• Tutto con Bancomat. Scambi denaro, giochi ti premi.
  • Esprinet molto più di un distributore di tecnologia
  • Fai un Preventivo

Contratti pirata: il dumping che mina lavoro e Stato

- di: Vittorio Massi
 
Contratti pirata: il dumping che mina lavoro e Stato

Un esercito di 160 mila lavoratori paga caro il prezzo della “pirateria” contrattuale.

(Foto: Carlo Sangalli, presidente nazionale Confcommercio).

È uno scenario inquietante quello che emerge dall’analisi più recente di Confcommercio: oltre 200 contratti pirata attivi in Italia coinvolgerebbero circa 160.000 lavoratori impiegati nei settori del terziario e del turismo. In questi casi, salario, ferie, tutele e benefit vengono drasticamente ridotti rispetto ai contratti standard — con effetti sul reddito delle famiglie e sulle entrate dello Stato.

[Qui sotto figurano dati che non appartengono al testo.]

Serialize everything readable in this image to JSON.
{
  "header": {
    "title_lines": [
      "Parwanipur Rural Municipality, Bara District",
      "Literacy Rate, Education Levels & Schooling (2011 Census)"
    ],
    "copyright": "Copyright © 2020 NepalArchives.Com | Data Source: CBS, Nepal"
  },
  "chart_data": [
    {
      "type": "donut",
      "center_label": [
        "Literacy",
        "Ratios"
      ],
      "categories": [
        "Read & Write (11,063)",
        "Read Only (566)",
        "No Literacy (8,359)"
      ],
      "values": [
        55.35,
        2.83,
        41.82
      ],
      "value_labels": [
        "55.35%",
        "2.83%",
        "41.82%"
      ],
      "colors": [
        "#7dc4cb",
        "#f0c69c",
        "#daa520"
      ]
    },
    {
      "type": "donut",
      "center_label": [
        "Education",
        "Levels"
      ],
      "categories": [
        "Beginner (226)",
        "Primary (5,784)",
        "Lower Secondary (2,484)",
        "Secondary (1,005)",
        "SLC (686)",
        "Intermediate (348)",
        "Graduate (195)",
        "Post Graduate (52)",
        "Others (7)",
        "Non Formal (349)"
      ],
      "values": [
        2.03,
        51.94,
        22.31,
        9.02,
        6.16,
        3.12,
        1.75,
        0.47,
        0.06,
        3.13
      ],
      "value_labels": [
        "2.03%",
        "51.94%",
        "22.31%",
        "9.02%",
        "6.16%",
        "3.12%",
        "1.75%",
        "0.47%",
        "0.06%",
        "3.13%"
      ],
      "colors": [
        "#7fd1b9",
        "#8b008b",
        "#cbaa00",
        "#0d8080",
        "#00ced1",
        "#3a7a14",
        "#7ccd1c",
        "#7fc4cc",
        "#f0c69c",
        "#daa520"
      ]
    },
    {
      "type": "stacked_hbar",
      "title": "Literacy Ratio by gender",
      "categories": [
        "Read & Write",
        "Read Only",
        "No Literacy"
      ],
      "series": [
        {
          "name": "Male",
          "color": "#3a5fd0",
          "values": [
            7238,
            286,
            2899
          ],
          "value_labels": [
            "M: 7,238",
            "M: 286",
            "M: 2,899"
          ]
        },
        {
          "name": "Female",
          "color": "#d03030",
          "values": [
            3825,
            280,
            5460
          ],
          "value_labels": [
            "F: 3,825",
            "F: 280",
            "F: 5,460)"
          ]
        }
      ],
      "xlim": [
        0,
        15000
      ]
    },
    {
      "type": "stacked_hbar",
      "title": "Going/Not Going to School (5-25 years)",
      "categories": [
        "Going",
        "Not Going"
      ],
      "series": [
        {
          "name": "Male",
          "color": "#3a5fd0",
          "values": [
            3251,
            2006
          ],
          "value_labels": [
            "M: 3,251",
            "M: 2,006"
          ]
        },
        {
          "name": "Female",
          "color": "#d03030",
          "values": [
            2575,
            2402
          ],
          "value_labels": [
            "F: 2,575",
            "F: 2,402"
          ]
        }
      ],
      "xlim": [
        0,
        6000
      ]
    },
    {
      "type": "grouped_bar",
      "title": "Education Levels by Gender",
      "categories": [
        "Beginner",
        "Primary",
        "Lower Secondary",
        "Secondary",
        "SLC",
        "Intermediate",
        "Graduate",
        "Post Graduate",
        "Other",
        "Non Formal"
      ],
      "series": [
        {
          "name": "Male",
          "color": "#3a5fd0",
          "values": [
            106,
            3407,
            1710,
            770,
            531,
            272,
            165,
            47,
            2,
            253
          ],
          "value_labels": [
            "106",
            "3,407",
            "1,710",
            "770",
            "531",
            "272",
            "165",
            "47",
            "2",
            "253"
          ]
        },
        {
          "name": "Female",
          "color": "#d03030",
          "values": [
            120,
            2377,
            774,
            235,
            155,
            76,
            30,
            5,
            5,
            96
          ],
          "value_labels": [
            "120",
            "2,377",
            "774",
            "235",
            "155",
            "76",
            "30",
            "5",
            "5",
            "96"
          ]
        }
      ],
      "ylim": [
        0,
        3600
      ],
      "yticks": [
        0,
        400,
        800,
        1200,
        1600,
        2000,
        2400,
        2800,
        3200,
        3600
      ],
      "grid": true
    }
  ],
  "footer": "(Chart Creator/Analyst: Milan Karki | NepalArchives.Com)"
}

I numeri choc del dumping contrattuale

Secondo l’analisi presentata da Confcommercio il 1° ottobre 2025, i contratti pirata causano una perdita media annua di 8.000 euro, che in casi estremi può toccare i 12.200 euro per ciascun lavoratore. Il calo del gettito fiscale e contributivo è stimato in circa 553 milioni di euro ogni anno.
Sono state censite circa 21.000 aziende che hanno fatto ricorso a tali accordi, in un panorama dove i CCNL depositati presso il CNEL superano il migliaio. In particolare, nei settori terziario e turismo si registrano oltre 250 contratti nazionali, ma la gran parte dei lavoratori è coperta da pochi accordi “forti”, come quello firmato da Confcommercio, che interessa circa 2,5 milioni di addetti.
Le aree più colpite sono quelle economicamente fragili, con una concentrazione più marcata nel Sud Italia. In alcune province, l’incidenza dei contratti pirata supera il 4%, con picchi che sfiorano il 26% (Vibo Valentia). Roma registra una quota vicina al 7%.
In Umbria, ad esempio, sono stimati 1.515 lavoratori in contratti pirata, pari al 2,3% del totale nei comparti turistici e terziario locali.

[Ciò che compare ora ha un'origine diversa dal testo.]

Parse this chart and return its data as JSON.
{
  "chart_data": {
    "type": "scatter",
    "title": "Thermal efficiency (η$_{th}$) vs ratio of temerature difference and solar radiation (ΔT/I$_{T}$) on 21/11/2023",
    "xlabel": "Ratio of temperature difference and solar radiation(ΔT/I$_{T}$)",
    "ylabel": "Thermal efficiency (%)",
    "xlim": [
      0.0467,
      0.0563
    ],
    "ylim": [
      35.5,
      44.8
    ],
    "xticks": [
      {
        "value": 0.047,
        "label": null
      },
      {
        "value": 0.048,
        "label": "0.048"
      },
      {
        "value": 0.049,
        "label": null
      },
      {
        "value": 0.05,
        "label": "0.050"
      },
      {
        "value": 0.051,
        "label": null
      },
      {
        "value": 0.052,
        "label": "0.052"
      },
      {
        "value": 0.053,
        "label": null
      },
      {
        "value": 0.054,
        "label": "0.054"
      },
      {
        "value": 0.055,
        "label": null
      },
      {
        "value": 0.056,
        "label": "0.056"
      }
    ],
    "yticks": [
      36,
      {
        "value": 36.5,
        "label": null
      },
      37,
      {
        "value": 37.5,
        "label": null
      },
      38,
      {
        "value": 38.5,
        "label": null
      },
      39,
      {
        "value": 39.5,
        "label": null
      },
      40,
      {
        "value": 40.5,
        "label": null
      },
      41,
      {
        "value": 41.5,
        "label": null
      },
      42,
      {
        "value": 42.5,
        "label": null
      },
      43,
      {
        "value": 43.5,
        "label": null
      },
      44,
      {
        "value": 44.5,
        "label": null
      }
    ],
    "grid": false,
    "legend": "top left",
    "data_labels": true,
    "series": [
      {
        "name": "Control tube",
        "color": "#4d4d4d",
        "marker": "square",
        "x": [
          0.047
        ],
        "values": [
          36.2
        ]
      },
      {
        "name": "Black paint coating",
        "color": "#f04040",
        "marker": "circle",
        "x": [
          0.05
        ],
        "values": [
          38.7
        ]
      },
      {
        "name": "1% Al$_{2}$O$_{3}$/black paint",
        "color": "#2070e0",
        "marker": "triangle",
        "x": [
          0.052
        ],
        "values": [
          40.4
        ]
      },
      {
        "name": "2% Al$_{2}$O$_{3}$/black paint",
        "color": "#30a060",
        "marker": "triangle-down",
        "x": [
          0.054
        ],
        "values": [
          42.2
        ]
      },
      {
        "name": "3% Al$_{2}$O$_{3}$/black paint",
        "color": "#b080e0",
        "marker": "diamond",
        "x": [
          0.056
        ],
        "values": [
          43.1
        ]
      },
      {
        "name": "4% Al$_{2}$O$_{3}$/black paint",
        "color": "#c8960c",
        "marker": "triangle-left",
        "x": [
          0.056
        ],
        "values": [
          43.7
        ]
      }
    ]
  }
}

Cosa sono e come si diffondono i contratti pirata

Si definiscono “contratti pirata” quegli accordi collettivi stipulati da associazioni datoriali e sindacati poco rappresentativi che propongono condizioni meno favorevoli rispetto ai CCNL tradizionali: riduzione di ferie e permessi, salari minimi inferiori, assenza della quattordicesima mensilità, tutele minime in caso di malattia o infortunio.
Il termine “pirata” richiama l’illegalità morale: questi contratti favoriscono un vantaggio competitivo sleale per le aziende che li applicano, ma colpiscono i lavoratori e l’equilibrio del mercato occupazionale.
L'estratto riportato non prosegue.